— На печатный пряник хватит! — весело отвечал Павлик. Пряник был неизменным средством улестить красавицу.
Потом Чекмай проводил князя — тот в сопровождении двух молодцов, Фролки и Тришки, поехал в Кремль. И тут же к нему подошел Мамлей Ластуха.
— Хочу на Дмитровку сбегать, к моей Феклушке. Может, Струсь наконец объявился. Хоть погляжу на него, окаянного.
— Беги, друже.
Чекмай думал спуститься в каменный погреб под новым зданием, поглядеть, не выступает ли из земляного пола вода, потом — принять счетом привезенные с Лубяного торга бревна, потом — оглядеть работу плотников. Но очень скоро за ним прислали человека из Разбойного приказа. И он поспешил к князю.
В сенях Разбойного приказа сидели люди в окровавленной одежде. Чекмай сразу направился к столу, в торце которого сидел князь.
— На Калужской дороге разграбили обоз, — хмуро сказал князь. — Верстах в десяти за Обнинском. Увели телеги и лошадей. Эти люди пешком шли в Кремль. Будь при том, как подьячие станут отнимать от них сказки. Я уж послал за лекарями.
— И то будет исполнено.
Двое подьячих, расспрашивая пораненных купцов и обозных мужиков, составляли черновую запись челобитной. Чекмай сидел там же, глядел и слушал. Что надобно — запоминал.
Потом он сам поговорил с ограбленными. Он хотел знать — кому было известно, что в Калуге собирается небольшой обоз. Ему ответили: да, поди, вся Калуга знала. Затем он спрашивал, было ли среди похищенных товаров что приметное.
— Да что ж там могло быть приметного?! Мешки как мешки! — отвечали ему.
— Только мешки пропали?
— Зерно, что в мешках! А какая примета у зерна?..
Оказалось — ничего более налетчики не тронули.
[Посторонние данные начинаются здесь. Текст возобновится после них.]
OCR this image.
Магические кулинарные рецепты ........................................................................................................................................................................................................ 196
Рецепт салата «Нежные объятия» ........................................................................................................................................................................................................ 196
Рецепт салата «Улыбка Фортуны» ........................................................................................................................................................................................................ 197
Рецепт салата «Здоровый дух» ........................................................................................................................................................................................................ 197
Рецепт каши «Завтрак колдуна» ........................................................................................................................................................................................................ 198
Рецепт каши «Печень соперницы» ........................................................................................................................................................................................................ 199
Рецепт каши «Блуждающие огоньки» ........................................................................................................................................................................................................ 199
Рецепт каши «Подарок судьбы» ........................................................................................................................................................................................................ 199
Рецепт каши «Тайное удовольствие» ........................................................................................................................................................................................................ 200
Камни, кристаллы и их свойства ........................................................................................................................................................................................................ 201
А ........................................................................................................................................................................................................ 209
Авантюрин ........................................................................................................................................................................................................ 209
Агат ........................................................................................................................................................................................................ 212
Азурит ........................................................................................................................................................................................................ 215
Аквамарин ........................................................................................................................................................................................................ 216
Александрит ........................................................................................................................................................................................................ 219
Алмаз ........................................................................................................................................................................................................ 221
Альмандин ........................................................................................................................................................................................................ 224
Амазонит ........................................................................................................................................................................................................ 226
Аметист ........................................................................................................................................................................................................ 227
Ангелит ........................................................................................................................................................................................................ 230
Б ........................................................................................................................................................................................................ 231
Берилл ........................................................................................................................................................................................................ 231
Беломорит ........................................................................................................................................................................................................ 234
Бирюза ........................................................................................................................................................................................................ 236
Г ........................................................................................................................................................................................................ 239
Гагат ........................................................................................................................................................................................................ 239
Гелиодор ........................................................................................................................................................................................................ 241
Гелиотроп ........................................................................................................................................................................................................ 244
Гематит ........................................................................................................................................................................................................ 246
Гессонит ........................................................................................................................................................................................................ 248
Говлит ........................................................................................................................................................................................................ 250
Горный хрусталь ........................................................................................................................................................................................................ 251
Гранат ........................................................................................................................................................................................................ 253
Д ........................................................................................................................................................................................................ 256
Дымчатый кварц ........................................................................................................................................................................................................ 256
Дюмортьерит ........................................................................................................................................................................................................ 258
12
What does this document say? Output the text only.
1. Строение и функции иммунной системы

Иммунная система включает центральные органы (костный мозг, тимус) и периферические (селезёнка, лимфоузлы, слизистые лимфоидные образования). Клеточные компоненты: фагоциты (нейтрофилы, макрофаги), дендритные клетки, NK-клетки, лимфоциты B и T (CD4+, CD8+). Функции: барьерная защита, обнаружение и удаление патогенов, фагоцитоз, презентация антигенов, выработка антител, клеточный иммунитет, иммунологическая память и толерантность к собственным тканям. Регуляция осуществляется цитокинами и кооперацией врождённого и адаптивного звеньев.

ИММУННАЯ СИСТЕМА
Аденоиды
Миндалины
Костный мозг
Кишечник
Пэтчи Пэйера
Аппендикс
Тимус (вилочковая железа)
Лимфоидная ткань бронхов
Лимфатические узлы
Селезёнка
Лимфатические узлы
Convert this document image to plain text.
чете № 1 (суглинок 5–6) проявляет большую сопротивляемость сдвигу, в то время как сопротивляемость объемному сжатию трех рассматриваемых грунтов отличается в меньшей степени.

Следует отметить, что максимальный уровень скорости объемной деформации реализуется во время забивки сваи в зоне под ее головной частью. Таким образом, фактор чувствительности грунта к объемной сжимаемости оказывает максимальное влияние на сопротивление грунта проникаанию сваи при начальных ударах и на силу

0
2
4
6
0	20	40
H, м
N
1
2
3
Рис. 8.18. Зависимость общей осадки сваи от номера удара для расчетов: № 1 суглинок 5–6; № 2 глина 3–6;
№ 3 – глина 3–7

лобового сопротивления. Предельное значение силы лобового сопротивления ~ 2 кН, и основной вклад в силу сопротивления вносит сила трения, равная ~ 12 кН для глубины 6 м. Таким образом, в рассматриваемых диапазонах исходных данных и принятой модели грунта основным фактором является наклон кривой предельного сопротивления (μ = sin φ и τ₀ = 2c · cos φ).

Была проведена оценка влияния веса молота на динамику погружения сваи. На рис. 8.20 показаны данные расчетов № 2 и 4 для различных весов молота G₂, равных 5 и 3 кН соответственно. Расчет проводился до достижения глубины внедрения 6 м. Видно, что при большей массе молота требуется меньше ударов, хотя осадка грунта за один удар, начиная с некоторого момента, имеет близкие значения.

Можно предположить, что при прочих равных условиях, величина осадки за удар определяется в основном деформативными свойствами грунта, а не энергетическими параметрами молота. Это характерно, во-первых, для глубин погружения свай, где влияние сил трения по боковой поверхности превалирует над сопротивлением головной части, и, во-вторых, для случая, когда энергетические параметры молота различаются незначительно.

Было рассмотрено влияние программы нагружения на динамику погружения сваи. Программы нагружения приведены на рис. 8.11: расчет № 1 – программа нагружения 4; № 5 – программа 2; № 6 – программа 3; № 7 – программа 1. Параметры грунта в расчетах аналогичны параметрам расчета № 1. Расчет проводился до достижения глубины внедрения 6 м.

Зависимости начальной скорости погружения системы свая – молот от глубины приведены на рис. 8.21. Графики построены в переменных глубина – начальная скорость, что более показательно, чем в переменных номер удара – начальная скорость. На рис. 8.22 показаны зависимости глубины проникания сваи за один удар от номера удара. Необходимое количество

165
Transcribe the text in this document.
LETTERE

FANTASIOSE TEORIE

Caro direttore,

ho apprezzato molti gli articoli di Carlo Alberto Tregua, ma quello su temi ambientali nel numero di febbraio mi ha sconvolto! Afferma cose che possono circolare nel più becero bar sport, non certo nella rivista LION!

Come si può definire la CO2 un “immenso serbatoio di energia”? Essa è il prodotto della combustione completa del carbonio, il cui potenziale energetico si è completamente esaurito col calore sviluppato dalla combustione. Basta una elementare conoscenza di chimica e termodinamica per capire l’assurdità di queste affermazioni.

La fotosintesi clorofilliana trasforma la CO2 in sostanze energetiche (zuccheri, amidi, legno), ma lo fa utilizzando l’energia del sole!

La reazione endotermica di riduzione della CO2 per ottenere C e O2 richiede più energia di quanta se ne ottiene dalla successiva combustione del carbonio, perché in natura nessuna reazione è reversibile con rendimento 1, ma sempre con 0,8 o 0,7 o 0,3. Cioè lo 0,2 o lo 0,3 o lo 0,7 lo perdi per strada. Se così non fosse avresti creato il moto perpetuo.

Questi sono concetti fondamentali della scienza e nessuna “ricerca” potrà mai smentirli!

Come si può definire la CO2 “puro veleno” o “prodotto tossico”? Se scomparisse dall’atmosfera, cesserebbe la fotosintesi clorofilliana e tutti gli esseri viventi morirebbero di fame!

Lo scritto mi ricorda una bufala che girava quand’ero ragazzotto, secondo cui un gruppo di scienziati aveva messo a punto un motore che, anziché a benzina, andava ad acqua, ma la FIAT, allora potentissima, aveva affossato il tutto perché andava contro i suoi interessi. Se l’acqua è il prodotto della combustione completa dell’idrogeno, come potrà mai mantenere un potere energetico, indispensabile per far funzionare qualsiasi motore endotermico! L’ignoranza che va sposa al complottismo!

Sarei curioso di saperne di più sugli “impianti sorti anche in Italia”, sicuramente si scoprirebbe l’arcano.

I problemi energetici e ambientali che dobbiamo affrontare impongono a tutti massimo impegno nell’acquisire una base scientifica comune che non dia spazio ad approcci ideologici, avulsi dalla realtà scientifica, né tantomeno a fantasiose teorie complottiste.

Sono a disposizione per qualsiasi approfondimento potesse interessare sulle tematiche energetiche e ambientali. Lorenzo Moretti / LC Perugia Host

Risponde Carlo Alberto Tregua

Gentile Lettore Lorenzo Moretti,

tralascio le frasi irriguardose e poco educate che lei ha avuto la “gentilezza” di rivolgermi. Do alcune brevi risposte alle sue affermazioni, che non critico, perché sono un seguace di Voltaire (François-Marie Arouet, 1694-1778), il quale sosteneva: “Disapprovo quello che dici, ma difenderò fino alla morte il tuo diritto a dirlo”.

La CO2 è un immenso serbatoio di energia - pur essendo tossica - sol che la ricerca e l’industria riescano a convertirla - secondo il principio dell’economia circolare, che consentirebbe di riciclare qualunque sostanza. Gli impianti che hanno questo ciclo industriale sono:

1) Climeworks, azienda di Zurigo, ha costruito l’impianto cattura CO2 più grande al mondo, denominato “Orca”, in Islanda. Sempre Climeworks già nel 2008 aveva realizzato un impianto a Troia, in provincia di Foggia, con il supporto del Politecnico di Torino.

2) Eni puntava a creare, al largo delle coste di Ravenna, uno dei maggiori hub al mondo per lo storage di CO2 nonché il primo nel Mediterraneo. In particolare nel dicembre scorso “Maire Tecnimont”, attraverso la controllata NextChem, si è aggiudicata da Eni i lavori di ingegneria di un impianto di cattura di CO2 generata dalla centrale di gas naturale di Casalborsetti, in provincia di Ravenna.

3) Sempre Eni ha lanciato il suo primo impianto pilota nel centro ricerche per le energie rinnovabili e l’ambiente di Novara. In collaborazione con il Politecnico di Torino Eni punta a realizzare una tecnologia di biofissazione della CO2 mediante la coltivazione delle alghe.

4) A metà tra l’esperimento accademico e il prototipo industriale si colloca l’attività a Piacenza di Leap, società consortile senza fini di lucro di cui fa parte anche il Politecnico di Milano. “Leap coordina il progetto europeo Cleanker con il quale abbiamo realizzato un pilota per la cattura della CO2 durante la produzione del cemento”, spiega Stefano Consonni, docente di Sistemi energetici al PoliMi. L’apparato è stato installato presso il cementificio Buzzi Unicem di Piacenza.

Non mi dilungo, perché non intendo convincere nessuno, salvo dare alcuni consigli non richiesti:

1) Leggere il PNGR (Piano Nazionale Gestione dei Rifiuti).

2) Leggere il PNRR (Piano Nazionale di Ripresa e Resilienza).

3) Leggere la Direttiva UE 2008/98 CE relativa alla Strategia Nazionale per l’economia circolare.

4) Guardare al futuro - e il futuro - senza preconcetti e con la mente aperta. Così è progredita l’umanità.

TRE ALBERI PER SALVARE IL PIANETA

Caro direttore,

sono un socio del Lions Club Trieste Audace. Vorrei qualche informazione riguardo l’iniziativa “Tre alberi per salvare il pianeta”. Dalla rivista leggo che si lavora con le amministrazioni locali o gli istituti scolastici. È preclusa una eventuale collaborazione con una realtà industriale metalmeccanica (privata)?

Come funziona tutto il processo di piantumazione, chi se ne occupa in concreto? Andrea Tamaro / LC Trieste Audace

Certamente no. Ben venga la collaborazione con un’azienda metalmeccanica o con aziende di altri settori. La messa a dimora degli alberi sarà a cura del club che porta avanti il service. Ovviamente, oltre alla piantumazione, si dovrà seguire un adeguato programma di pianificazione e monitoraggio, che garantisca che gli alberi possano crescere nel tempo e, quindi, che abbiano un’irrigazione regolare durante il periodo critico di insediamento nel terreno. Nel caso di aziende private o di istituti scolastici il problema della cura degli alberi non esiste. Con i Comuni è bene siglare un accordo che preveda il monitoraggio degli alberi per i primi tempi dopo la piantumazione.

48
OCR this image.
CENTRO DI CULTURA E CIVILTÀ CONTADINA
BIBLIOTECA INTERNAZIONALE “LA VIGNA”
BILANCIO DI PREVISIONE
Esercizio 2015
— А кони? — продолжал допытываться Чекмай.
— Кони как кони…
И тут молоденький парнишка, чья кудрявая голова была обвязана рукавом от рубашки, вскочил.
— Кобыла! Пегая кобыла!
— Что — кобыла? — спросил его пожилой купчина.
— Хер во лбу!
От такой приметы много чего повидавший Чекмай даже дара речи лишился. Оказалось — белые проточины на кобыльей морде меж глаз образовали отчетливую букву «хер» — так, как ее опытные писцы старательно выводят. Парнишке дали бумагу с пером, и он изобразил, как мог, эту примету.
— Вожак, стало быть, на той кобыле ехал? — уточнил Чекмай.
— Может, и вожак. Громче всех кричал…
Ничего более вразумительного ни подьячие, ни Чекмай от пострадавших не добились. Налетели на них лихие люди, рожи замотаны тряпками и заместо колпаков обвязаны тряпками, поскидывали с телег возчиков и купцов с подручными, кому-то зубы выбили, кому-то голову кистенем разбили. И угнали обозные телеги. До того ли было, чтобы их разглядывать?